The THEMIS all-sky imagers form a network of nonfiltered cameras that spans North America. Previous results have shown that the optical intensity of a single ground camera with a green filter can be used to find a reasonable estimate of Pedersen conductance. Therefore we asked whether THEMIS white-light cameras could measure the conductance as precisely as radars can, but at multiple locations across a continent. We found that the conductance estimated by one THEMIS camera has an uncertainty of 40% compared to the radar estimates on a spatial scale of 10 – 100 km and a timescale of 10 minutes. In addition, our results indicate that the THEMIS camera network could identify regions of high and low Pedersen conductance on even finer spatio-temporal scales. This means we can use the THEMIS network, and its data archive, to learn more about how much substorms heat up the atmosphere and how complicated and changeable this behaviour is.

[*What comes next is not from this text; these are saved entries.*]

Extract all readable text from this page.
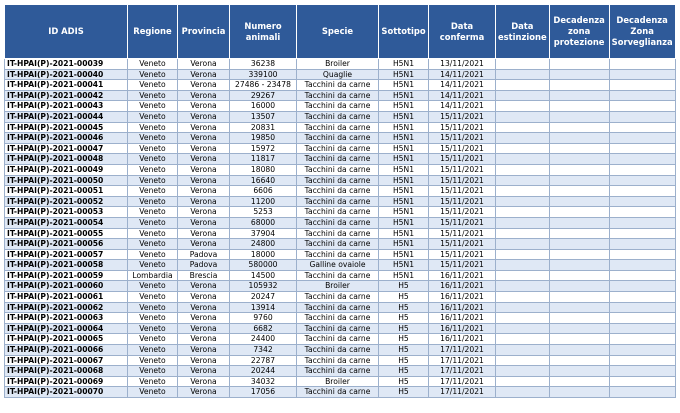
ID ADIS	Regione	Provincia	Numero animali	Specie	Sottotipo	Data conferma	Data estinzione	Decadenza zona protezione	Decadenza Zona Sorveglianza
IT-HPAI(P)-2021-00039	Veneto	Verona	36238	Broiler	H5N1	13/11/2021			
IT-HPAI(P)-2021-00040	Veneto	Verona	339100	Quaglie	H5N1	14/11/2021			
IT-HPAI(P)-2021-00041	Veneto	Verona	27486 - 23478	Tacchini da carne	H5N1	14/11/2021			
IT-HPAI(P)-2021-00042	Veneto	Verona	29267	Tacchini da carne	H5N1	14/11/2021			
IT-HPAI(P)-2021-00043	Veneto	Verona	16000	Tacchini da carne	H5N1	14/11/2021			
IT-HPAI(P)-2021-00044	Veneto	Verona	13507	Tacchini da carne	H5N1	15/11/2021			
IT-HPAI(P)-2021-00045	Veneto	Verona	20831	Tacchini da carne	H5N1	15/11/2021			
IT-HPAI(P)-2021-00046	Veneto	Verona	19850	Tacchini da carne	H5N1	15/11/2021			
IT-HPAI(P)-2021-00047	Veneto	Verona	15972	Tacchini da carne	H5N1	15/11/2021			
IT-HPAI(P)-2021-00048	Veneto	Verona	11817	Tacchini da carne	H5N1	15/11/2021			
IT-HPAI(P)-2021-00049	Veneto	Verona	18080	Tacchini da carne	H5N1	15/11/2021			
IT-HPAI(P)-2021-00050	Veneto	Verona	16640	Tacchini da carne	H5N1	15/11/2021			
IT-HPAI(P)-2021-00051	Veneto	Verona	6606	Tacchini da carne	H5N1	15/11/2021			
IT-HPAI(P)-2021-00052	Veneto	Verona	11200	Tacchini da carne	H5N1	15/11/2021			
IT-HPAI(P)-2021-00053	Veneto	Verona	5253	Tacchini da carne	H5N1	15/11/2021			
IT-HPAI(P)-2021-00054	Veneto	Verona	68000	Tacchini da carne	H5N1	15/11/2021			
IT-HPAI(P)-2021-00055	Veneto	Verona	37904	Tacchini da carne	H5N1	15/11/2021			
IT-HPAI(P)-2021-00056	Veneto	Verona	24800	Tacchini da carne	H5N1	15/11/2021			
IT-HPAI(P)-2021-00057	Veneto	Padova	18000	Tacchini da carne	H5N1	15/11/2021			
IT-HPAI(P)-2021-00058	Veneto	Padova	580000	Galline ovaiole	H5N1	15/11/2021			
IT-HPAI(P)-2021-00059	Lombardia	Brescia	14500	Tacchini da carne	H5N1	16/11/2021			
IT-HPAI(P)-2021-00060	Veneto	Verona	105932	Broiler	H5	16/11/2021			
IT-HPAI(P)-2021-00061	Veneto	Verona	20247	Tacchini da carne	H5	16/11/2021			
IT-HPAI(P)-2021-00062	Veneto	Verona	13914	Tacchini da carne	H5	16/11/2021			
IT-HPAI(P)-2021-00063	Veneto	Verona	9760	Tacchini da carne	H5	16/11/2021			
IT-HPAI(P)-2021-00064	Veneto	Verona	6682	Tacchini da carne	H5	16/11/2021			
IT-HPAI(P)-2021-00065	Veneto	Verona	24400	Tacchini da carne	H5	16/11/2021			
IT-HPAI(P)-2021-00066	Veneto	Verona	7342	Tacchini da carne	H5	17/11/2021			
IT-HPAI(P)-2021-00067	Veneto	Verona	22787	Tacchini da carne	H5	17/11/2021			
IT-HPAI(P)-2021-00068	Veneto	Verona	20244	Tacchini da carne	H5	17/11/2021			
IT-HPAI(P)-2021-00069	Veneto	Verona	34032	Broiler	H5	17/11/2021			
IT-HPAI(P)-2021-00070	Veneto	Verona	17056	Tacchini da carne	H5	17/11/2021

For more information please see the paper below:
“How well can we estimate Pedersen conductance from the THEMIS white‐light all‐sky cameras?”, M. M. Lam , M. P. Freeman, C. M. Jackman, I. J. Rae, N. M. E. Kalmoni, J. K. Sandhu, C. Forsyth. Journal of Geophysical Research. https://doi.org/10.1029/2018JA026067
Figure caption: (a) Absolute difference between camera- and radar-derived 1 min Pedersen conductance (black solid) and the effect of different temporal smoothing (coloured broken). (b) As for a, but for the relative difference between camera- and radar-derived Pedersen conductance (normalised to the radar conductance). (c) Comparison of camera-derived and radar-derived Pedersen conductance values for days with different geomagnetic conditions as indicated by Kp: 1 min radar values (blue crosses), 1 min radar values smoothed over 10 min (red diamonds), and 1 min values derived from camera intensity (black squares).